Traditional Rounding Rules
- If the digit being removed is greater than 5, increase the preceding digit by one.
- If the digit being removed is less than 5, keep the preceding digit the same.
- Example: Rounding 5.379 to three significant figures results in 5.38 (because 9 > 5, so 7 becomes 8).
- Example: Rounding 0.2413 to three significant figures results in 0.241 (because 3 < 5, so 1 stays 1).
Special Rounding Rule for Chemists (Rounding 5)
- If the digit removed is exactly 5, check if the preceding digit is odd or even.
- If the preceding digit is odd, increase it by one (make it even).

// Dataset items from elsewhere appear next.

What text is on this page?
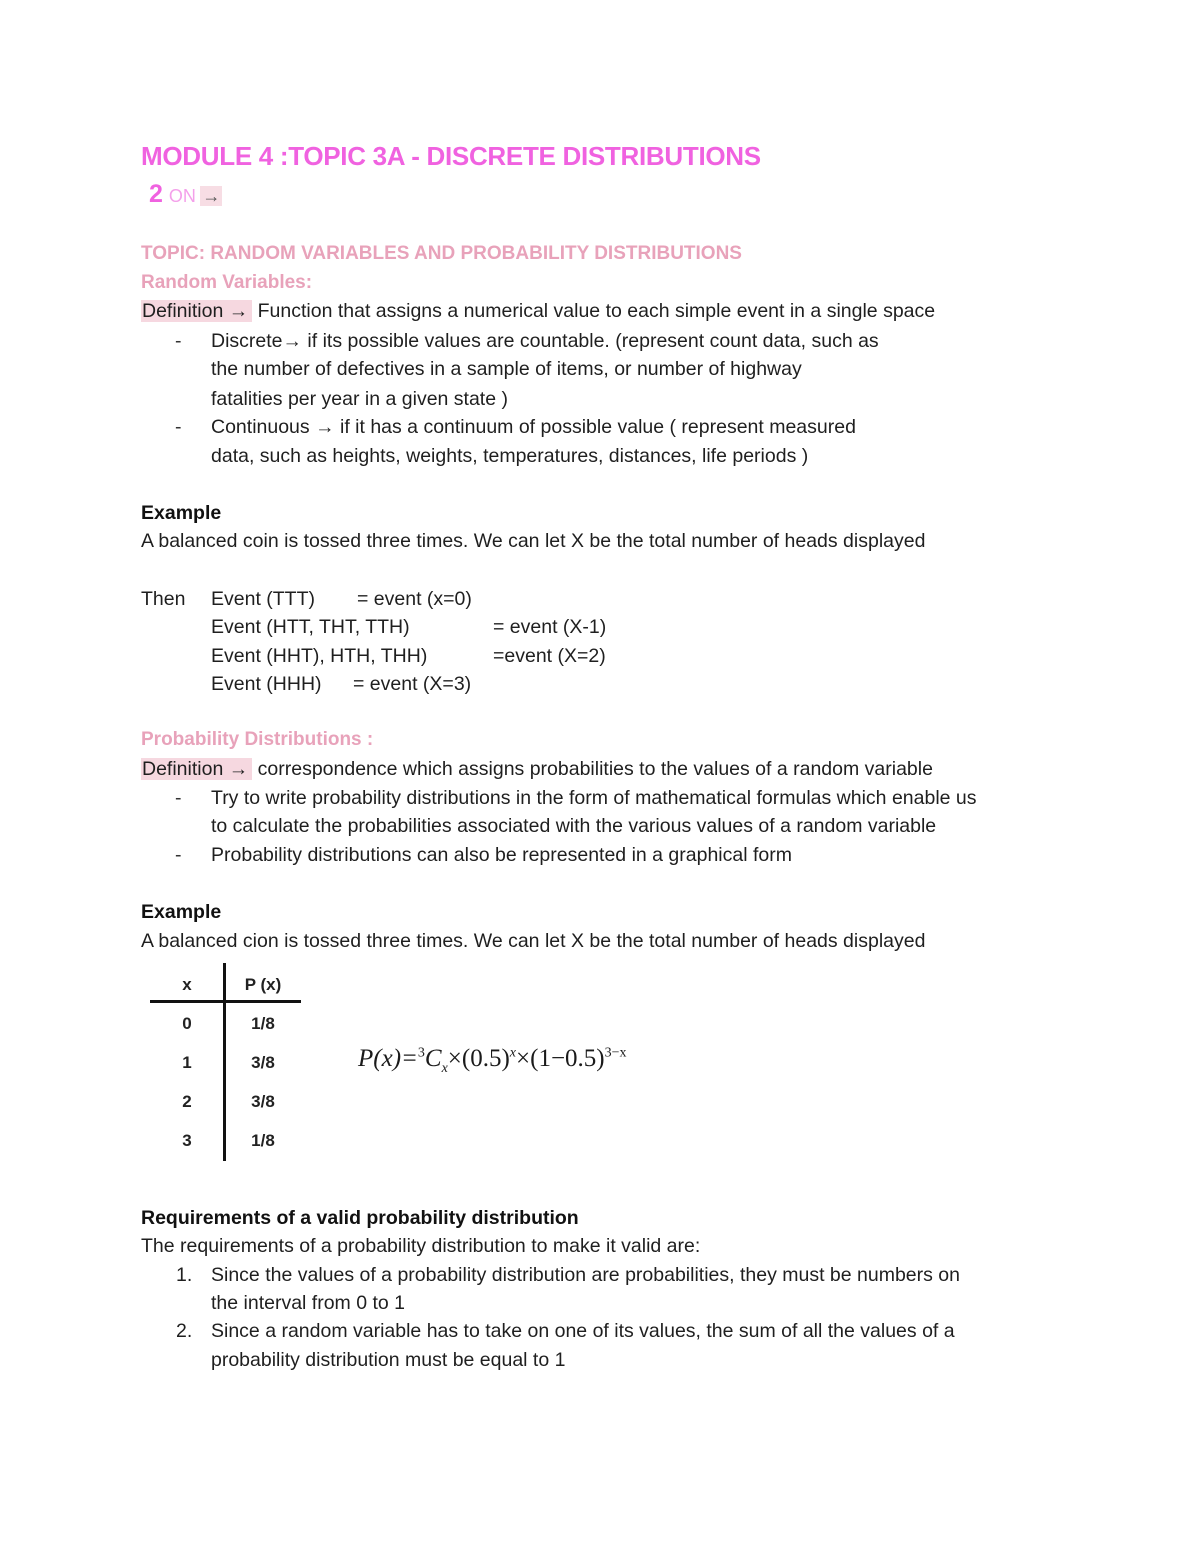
MODULE 4 :TOPIC 3A - DISCRETE DISTRIBUTIONS
2 ON →
TOPIC: RANDOM VARIABLES AND PROBABILITY DISTRIBUTIONS
Random Variables:
Definition → Function that assigns a numerical value to each simple event in a single space
- Discrete→ if its possible values are countable. (represent count data, such as
the number of defectives in a sample of items, or number of highway
fatalities per year in a given state )
- Continuous → if it has a continuum of possible value ( represent measured
data, such as heights, weights, temperatures, distances, life periods )
Example
A balanced coin is tossed three times. We can let X be the total number of heads displayed
Then Event (TTT) = event (x=0)
Event (HTT, THT, TTH)	= event (X-1)
Event (HHT), HTH, THH)	=event (X=2)
Event (HHH) = event (X=3)
Probability Distributions :
Definition → correspondence which assigns probabilities to the values of a random variable
- Try to write probability distributions in the form of mathematical formulas which enable us
to calculate the probabilities associated with the various values of a random variable
- Probability distributions can also be represented in a graphical form
Example
A balanced cion is tossed three times. We can let X be the total number of heads displayed
x	P (x)
0	1/8
1	3/8
2	3/8
3	1/8
$P(x)=^3C_x\times(0.5)^x\times(1-0.5)^{3-x}$
Requirements of a valid probability distribution
The requirements of a probability distribution to make it valid are:
1. Since the values of a probability distribution are probabilities, they must be numbers on
the interval from 0 to 1
2. Since a random variable has to take on one of its values, the sum of all the values of a
probability distribution must be equal to 1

- If the preceding digit is even, keep it the same.
- Example: Rounding 17.75 to three significant figures gives 17.8 (7 is odd, becomes 8).
- Example: Rounding 17.65 to three significant figures gives 17.6 (6 is even, stays as 6).
Key Terms & Definitions
- Significant Figures (sigfigs) — the digits in a number that contribute to its precision.

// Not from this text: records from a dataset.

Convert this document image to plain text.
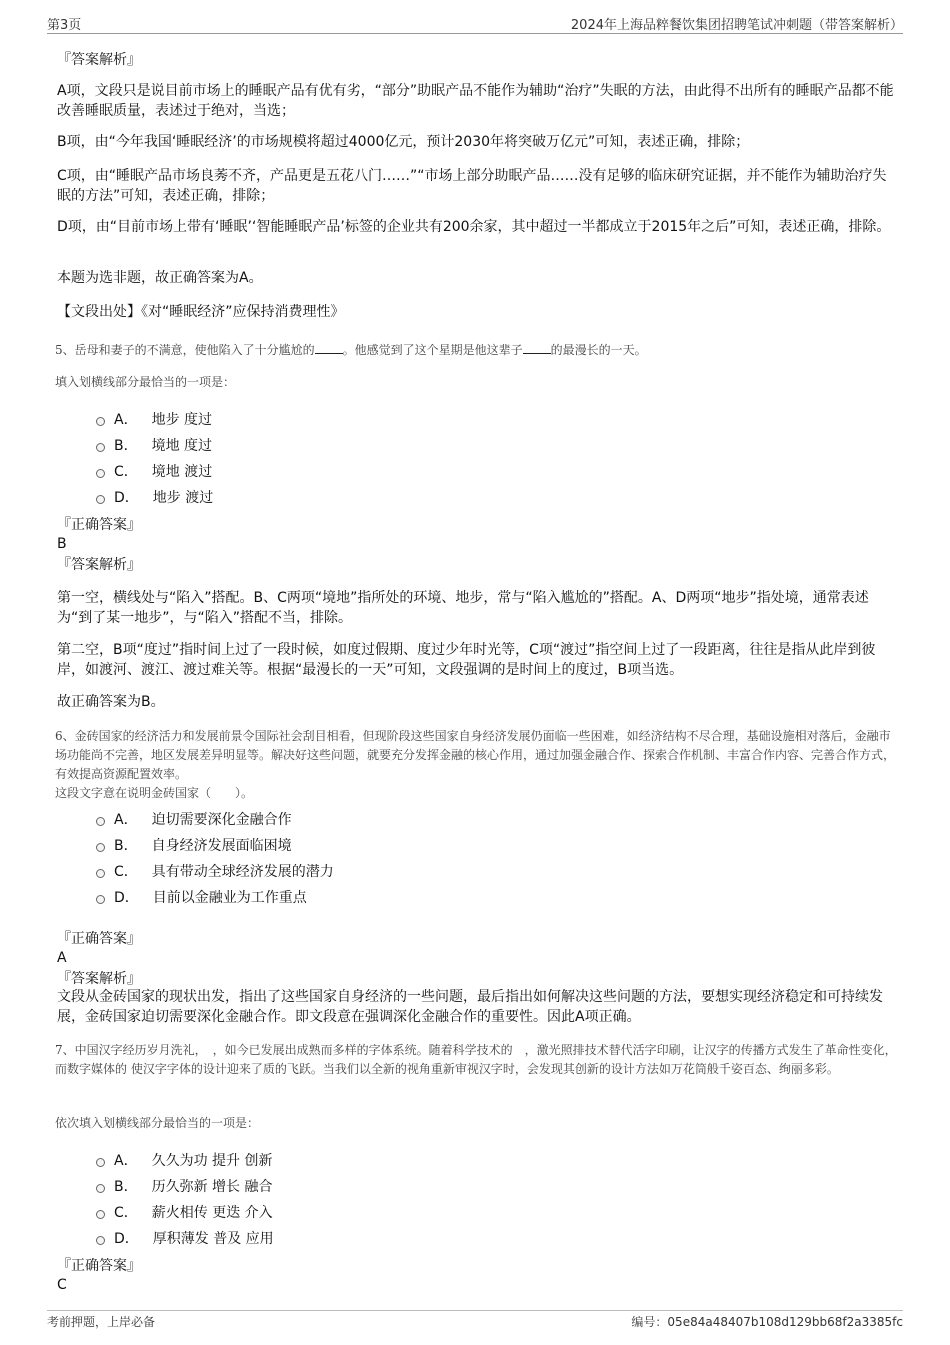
第3页	2024年上海品粹餐饮集团招聘笔试冲刺题（带答案解析）
『答案解析』
A项，文段只是说目前市场上的睡眠产品有优有劣，“部分”助眠产品不能作为辅助“治疗”失眠的方法，由此得不出所有的睡眠产品都不能改善睡眠质量，表述过于绝对，当选；
B项，由“今年我国‘睡眠经济’的市场规模将超过4000亿元，预计2030年将突破万亿元”可知，表述正确，排除；
C项，由“睡眠产品市场良莠不齐，产品更是五花八门……”“市场上部分助眠产品……没有足够的临床研究证据，并不能作为辅助治疗失眠的方法”可知，表述正确，排除；
D项，由“目前市场上带有‘睡眠’‘智能睡眠产品’标签的企业共有200余家，其中超过一半都成立于2015年之后”可知，表述正确，排除。
本题为选非题，故正确答案为A。
【文段出处】《对“睡眠经济”应保持消费理性》
5、岳母和妻子的不满意，使他陷入了十分尴尬的 。他感觉到了这个星期是他这辈子 的最漫长的一天。
填入划横线部分最恰当的一项是：
A． 地步 度过
B． 境地 度过
C． 境地 渡过
D． 地步 渡过
『正确答案』
B
『答案解析』
第一空，横线处与“陷入”搭配。B、C两项“境地”指所处的环境、地步，常与“陷入尴尬的”搭配。A、D两项“地步”指处境，通常表述为“到了某一地步”，与“陷入”搭配不当，排除。
第二空，B项“度过”指时间上过了一段时候，如度过假期、度过少年时光等，C项“渡过”指空间上过了一段距离，往往是指从此岸到彼岸，如渡河、渡江、渡过难关等。根据“最漫长的一天”可知，文段强调的是时间上的度过，B项当选。
故正确答案为B。
6、金砖国家的经济活力和发展前景令国际社会刮目相看，但现阶段这些国家自身经济发展仍面临一些困难，如经济结构不尽合理，基础设施相对落后，金融市场功能尚不完善，地区发展差异明显等。解决好这些问题，就要充分发挥金融的核心作用，通过加强金融合作、探索合作机制、丰富合作内容、完善合作方式，有效提高资源配置效率。
这段文字意在说明金砖国家（　　）。
A． 迫切需要深化金融合作
B． 自身经济发展面临困境
C． 具有带动全球经济发展的潜力
D． 目前以金融业为工作重点
『正确答案』
A
『答案解析』
文段从金砖国家的现状出发，指出了这些国家自身经济的一些问题，最后指出如何解决这些问题的方法，要想实现经济稳定和可持续发展，金砖国家迫切需要深化金融合作。即文段意在强调深化金融合作的重要性。因此A项正确。
7、中国汉字经历岁月洗礼，　，如今已发展出成熟而多样的字体系统。随着科学技术的　，激光照排技术替代活字印刷，让汉字的传播方式发生了革命性变化，而数字媒体的 使汉字字体的设计迎来了质的飞跃。当我们以全新的视角重新审视汉字时，会发现其创新的设计方法如万花筒般千姿百态、绚丽多彩。
依次填入划横线部分最恰当的一项是：
A． 久久为功 提升 创新
B． 历久弥新 增长 融合
C． 薪火相传 更迭 介入
D． 厚积薄发 普及 应用
『正确答案』
C
考前押题，上岸必备	编号：05e84a48407b108d129bb68f2a3385fc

- Traditional Rounding — increasing the preceding digit by one if the dropped digit is greater than 5; otherwise, it stays the same.
- Chemist's Rounding Rule for Five — if rounding off a 5, round up if the previous digit is odd, leave unchanged if even.
Action Items / Next Steps
- Practice rounding various numbers to a specified number of significant figures, especially focusing on cases where the digit being dropped is 5.